As the dominant tree in Southeast Asia, the Dipterocarp family has seen extensive study relating to its conservation status. They are a keystone species of the native forests of this region, and are essential to their function and structure.

One study by Pang et al. examined the impacts of climate change and land cover on the distribution of this important tree family in the Philippines. They used species distribution models (SDMs) for 19 species that were projected onto both current and future climate scenarios, with current land cover incorporated as well. They found that the current land cover alone reduced the species distributions by 67%, and 37% in protected areas. On the other hand, climate change reduced species distributions by 16-27% in both protected and unprotected areas. There was also an upward shift in elevation of species distribution as a result of climate change, as habitats changed. They concluded that there was a need to improve protected area planning as refuges for critical species, with SDMs proving to be a useful tool for providing projections that can then be incorporated into this planning process.
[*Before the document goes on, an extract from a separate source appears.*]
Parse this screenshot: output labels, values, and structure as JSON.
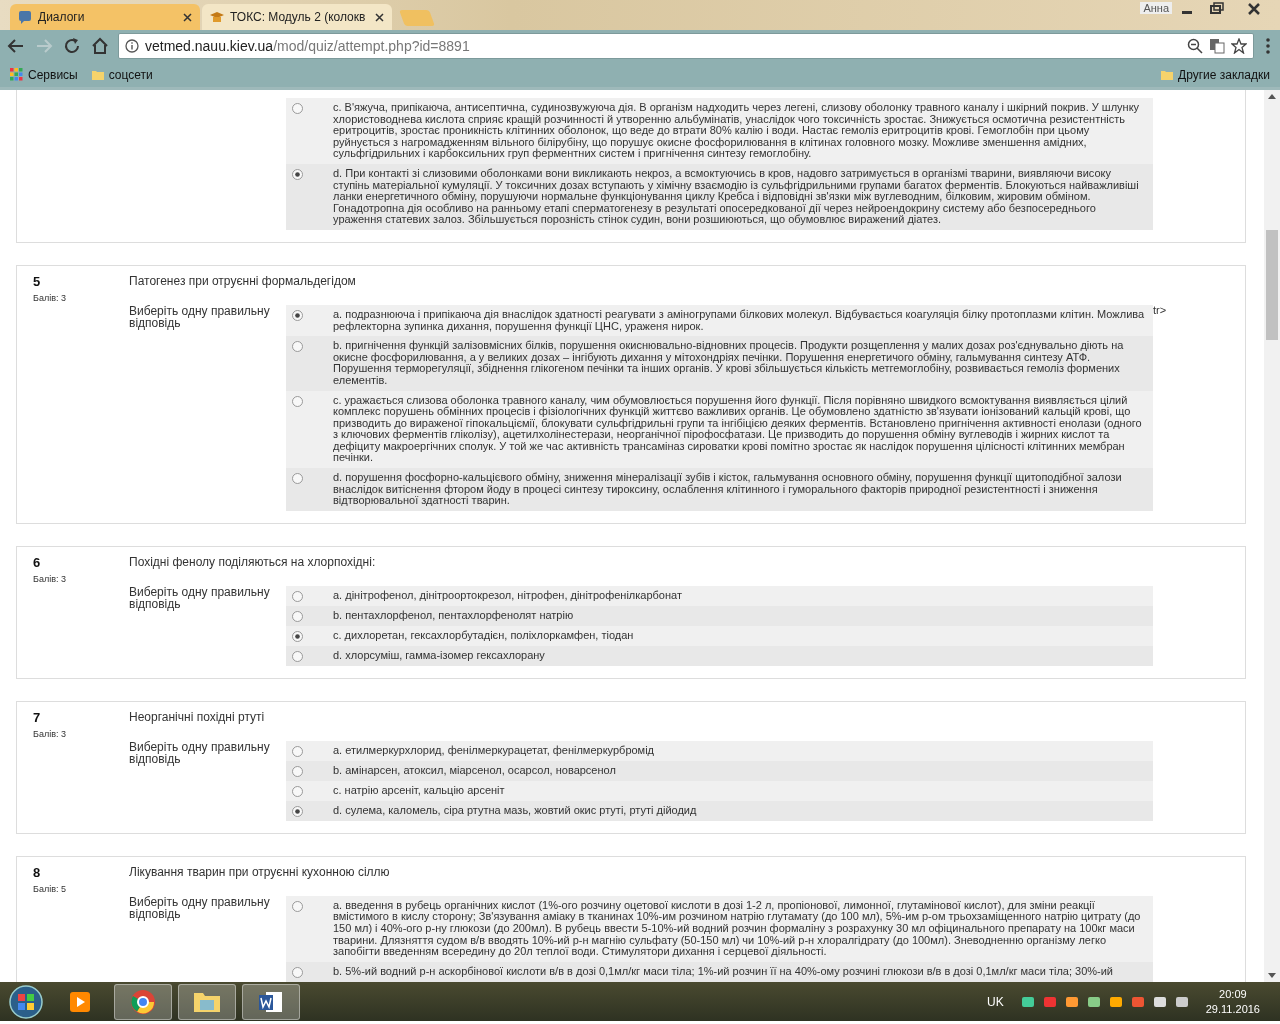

Another paper by Shishir et al. also investigated the potential effects of climate change on a threatened Dipterocarp tree in Purbachal, Bangladesh. Using a model that incorporated nine different environmental variables such as climate, geography, and soil conditions, they looked at two climate scenarios. They found that precipitation and soil nitrogen were the largest determinants of distribution, and that suitable habitat for this species will decline by 21-28% relative to the present land area as a result of climate change.

In Borneo, nearly all species of the Dipterocarp family are imperiled.